Les pierres
L'Inde ne cesse de nous surprendre: autant nous sommes désarçonnés par certaines situations, autant nous sommes émerveillés par les découvertes que nous y faisons. Nous nous habituons tant bien que mal aux transports publics, à la pollution et au chaos inhérent qui règne dans les villes. Les repas sont des moments de satisfaction renouvelés. Nous mangeons surtout vegétarien, nous maîtrisons de plus en plus la faculté de manger sans ustensile et uniquement de la main droite, car ici, la gauche est impure: le papier de toilette est presque inexistant et les indiens se lavent le cul de la main gauche, après vous savez quoi.
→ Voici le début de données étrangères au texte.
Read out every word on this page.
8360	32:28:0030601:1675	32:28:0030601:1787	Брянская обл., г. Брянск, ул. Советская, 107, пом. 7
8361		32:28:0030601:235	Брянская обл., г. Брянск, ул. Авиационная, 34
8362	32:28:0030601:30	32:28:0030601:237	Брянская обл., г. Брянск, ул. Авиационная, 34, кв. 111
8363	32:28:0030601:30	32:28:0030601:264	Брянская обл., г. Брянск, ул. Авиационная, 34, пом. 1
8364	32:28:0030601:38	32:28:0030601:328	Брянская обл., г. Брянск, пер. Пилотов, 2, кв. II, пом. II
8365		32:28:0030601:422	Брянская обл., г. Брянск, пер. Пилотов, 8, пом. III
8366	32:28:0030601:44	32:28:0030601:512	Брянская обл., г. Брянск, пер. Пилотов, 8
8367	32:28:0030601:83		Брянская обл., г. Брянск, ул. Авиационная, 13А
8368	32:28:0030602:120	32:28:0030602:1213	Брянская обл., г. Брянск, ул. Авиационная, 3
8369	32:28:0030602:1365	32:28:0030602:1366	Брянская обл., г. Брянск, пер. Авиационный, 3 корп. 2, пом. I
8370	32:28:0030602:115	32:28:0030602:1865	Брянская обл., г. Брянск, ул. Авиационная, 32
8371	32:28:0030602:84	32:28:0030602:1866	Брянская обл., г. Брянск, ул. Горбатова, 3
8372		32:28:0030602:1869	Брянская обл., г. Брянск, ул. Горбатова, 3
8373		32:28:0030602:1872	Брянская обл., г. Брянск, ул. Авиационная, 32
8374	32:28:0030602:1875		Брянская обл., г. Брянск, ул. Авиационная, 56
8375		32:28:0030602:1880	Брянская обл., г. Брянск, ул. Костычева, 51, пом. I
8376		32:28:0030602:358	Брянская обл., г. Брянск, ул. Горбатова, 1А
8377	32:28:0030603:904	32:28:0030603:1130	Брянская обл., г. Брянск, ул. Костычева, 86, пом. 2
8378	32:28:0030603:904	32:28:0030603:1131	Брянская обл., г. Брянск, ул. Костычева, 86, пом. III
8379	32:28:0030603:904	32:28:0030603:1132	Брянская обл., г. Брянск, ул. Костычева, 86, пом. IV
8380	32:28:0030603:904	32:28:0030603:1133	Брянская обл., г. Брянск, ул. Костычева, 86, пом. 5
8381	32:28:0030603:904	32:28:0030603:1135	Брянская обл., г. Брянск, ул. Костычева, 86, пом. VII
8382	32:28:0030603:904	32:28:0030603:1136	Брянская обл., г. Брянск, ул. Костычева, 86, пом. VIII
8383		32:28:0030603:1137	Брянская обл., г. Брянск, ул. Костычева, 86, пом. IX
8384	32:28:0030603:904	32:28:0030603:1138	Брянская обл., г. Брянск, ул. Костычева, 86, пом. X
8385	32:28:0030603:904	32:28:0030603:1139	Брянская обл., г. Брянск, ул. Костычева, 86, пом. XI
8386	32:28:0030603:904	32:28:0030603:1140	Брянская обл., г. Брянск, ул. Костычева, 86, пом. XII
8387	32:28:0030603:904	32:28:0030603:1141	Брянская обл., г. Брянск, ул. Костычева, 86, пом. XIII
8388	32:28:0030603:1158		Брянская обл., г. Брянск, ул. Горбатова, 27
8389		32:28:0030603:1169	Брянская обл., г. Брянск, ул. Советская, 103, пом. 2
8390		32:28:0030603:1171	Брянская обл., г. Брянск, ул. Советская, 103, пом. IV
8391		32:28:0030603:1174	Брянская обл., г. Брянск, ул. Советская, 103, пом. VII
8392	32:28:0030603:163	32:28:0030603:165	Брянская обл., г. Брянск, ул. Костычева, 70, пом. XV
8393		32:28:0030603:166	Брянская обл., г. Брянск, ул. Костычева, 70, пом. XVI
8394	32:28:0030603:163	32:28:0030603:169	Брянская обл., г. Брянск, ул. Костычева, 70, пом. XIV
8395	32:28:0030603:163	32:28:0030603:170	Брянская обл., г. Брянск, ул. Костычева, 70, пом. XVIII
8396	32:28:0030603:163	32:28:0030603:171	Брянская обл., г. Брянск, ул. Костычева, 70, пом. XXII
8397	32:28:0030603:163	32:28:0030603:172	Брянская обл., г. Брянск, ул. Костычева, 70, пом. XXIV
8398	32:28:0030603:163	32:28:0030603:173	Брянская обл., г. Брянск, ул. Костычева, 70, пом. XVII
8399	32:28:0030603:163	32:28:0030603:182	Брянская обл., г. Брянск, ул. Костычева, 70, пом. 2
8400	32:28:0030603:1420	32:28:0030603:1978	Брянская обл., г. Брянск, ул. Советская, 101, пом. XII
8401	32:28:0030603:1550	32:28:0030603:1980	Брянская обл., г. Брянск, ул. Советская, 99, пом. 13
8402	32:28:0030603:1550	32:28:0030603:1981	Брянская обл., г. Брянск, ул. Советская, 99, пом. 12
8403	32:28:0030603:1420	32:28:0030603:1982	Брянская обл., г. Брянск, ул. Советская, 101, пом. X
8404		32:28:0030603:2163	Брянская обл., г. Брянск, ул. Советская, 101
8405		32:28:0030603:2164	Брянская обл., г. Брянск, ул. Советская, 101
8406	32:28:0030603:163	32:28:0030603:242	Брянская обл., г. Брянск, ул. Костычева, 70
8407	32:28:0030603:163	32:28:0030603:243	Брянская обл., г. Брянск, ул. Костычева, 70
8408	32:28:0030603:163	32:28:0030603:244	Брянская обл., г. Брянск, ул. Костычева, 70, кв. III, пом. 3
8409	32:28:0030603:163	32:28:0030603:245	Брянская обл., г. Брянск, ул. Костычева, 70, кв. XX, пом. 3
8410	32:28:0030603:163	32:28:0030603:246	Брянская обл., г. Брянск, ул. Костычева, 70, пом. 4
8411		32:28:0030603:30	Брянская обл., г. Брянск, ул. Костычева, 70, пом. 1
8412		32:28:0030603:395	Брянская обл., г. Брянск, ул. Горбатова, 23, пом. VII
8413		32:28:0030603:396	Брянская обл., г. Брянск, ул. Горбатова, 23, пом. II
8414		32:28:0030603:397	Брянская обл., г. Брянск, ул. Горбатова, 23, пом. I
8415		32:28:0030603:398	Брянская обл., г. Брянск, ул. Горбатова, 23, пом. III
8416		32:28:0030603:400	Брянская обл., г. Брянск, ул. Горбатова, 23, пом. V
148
Il faut aussi être vigilant dans les communications car chacun semble comprendre l'anglais, mais ce n'est pas le cas et l'accent qui teinte leur langue de Shakespeare est VRAIMENT très difficile à saisir.
Les merveilles qui nous ont littéralement scié en deux restent rattachées à la pierre et à la religion: il s'agit de temples. Les premiers qui retiennent notre hébétude sont des temples creusés à même le roc, soit un peu comme des grottes ou encore complètement sculptés, se détachant de la montagne.
Elephant Island est à une heure de bateau dans la baie de Mumbai. Sur cette île se dresse un sanctuaire creusé dictement dans la pierre: un très joli temple dédié à Shiva, creusé entre 450 et 750. Le lieu fait partie maintenant du patrimoine mondial de l'UNESCO. Au fond du temple est sculpté en relief une triple tête de la divinité qui mesure cinq mètres de haut. Nous étions plutôt impressionnés par ce travail de troglodyte, mais ça n'était que pour mieux tomber de notre chaise deux jours plus tard.
Nasik, à une centaine de kilomètres au nord-est de Mumbai, nous a offert une autre belle surprise. À quelques kilomètres du centre ville, se dresse une colline qui abrite les 24 grottes bouddhiques de Pandav Leni. On grimpe pendant une vingtaine de minutes la colline sur un chemin boisé qui m'a donné mes premières photos d'oiseaux. Les grottes présentent toutes une entrée cernée de colonnes, l'intérieur des temples est parfois très vaste et cache, au fond, une statue de Bouddha assis, impassible. Les moines qui ont creusé et taillé ces grottes/temples se sont évertués entre le premier siècle avant JC et le deuxième après. Fascinant!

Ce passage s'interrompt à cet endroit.